In writing about Lucius Sulla, Augustine says,
“For that victory was not so conducive to his exaltation to power, as it was fatal to his ambition; for by it he became so insatiable in his desires, and was rendered so arrogant and reckless by prosperity, that he may be said rather to have inflicted a moral destruction on himself than corporal destruction on his enemies.”
I’m not a good enough student of history to cite the reasons for Augustine taking such a dim view of Sulla’s career.
The point of challenge for me is Augustine’s perspective that Sulla’s choices had as great an effect on himself as they did on those he mistreated. The point is that we should not only be concerned about the effect on society but should also be concerned about the souls of the ones who are making the decisions.
It is so easy to lose this perspective. I hear things about political leaders and I see decisions that are made and get frustrated and angry at the abuse of power and waste of resources. Yet I don’t stop long enough to be concerned about those who are perpetrating the abuse and waste.
The influential and powerful are no less loved by God than the poor and outcasts.

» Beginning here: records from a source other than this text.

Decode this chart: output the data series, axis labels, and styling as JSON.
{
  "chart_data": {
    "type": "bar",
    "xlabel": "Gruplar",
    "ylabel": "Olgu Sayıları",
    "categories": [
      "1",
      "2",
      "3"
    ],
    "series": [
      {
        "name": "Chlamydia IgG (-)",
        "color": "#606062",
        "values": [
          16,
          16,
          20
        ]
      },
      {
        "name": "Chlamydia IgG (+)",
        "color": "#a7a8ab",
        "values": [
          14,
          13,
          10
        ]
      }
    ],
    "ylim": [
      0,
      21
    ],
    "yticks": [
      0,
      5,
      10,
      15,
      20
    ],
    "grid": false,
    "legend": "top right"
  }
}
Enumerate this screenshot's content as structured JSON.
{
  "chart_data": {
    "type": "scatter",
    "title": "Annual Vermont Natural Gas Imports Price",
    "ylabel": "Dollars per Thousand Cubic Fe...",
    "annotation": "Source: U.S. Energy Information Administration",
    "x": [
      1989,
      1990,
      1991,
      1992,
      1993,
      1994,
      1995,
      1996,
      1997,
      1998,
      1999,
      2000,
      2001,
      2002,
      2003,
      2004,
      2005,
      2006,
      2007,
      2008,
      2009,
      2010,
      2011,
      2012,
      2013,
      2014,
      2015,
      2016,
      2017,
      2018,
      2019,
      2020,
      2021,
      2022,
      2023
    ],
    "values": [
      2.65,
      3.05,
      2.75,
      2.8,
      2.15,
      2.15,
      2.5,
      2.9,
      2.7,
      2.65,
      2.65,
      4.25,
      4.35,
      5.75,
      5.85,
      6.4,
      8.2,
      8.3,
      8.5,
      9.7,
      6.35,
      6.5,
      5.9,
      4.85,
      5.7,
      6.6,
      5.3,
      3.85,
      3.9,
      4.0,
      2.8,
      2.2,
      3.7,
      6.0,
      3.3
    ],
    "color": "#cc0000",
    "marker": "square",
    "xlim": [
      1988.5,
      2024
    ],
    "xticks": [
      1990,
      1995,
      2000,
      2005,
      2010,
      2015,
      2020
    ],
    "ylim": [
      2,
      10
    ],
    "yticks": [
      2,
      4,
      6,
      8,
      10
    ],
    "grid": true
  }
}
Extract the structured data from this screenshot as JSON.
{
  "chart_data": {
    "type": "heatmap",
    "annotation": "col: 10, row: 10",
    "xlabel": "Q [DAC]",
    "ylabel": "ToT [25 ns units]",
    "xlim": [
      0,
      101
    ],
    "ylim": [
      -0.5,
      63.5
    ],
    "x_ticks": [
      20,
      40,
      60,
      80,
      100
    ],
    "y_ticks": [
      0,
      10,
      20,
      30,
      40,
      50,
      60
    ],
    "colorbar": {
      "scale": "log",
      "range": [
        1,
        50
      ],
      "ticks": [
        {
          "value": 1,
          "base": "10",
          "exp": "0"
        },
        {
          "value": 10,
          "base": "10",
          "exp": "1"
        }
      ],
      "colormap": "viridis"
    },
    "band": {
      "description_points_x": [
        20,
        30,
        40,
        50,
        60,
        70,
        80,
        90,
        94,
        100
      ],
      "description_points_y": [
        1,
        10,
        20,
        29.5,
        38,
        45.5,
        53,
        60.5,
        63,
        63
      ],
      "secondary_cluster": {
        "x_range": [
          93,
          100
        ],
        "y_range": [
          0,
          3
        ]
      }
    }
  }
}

God is concerned for their souls and I should share that concern. But often I get caught up in the rhetoric and lose sight of the fact that the influential and powerful imperil their own souls by their actions.
Perhaps I should spend as much time praying for those who are making choices with which I disagree as I do decrying the abuse.
The point is not to move toward inaction, but to move toward prayer before, during and after action.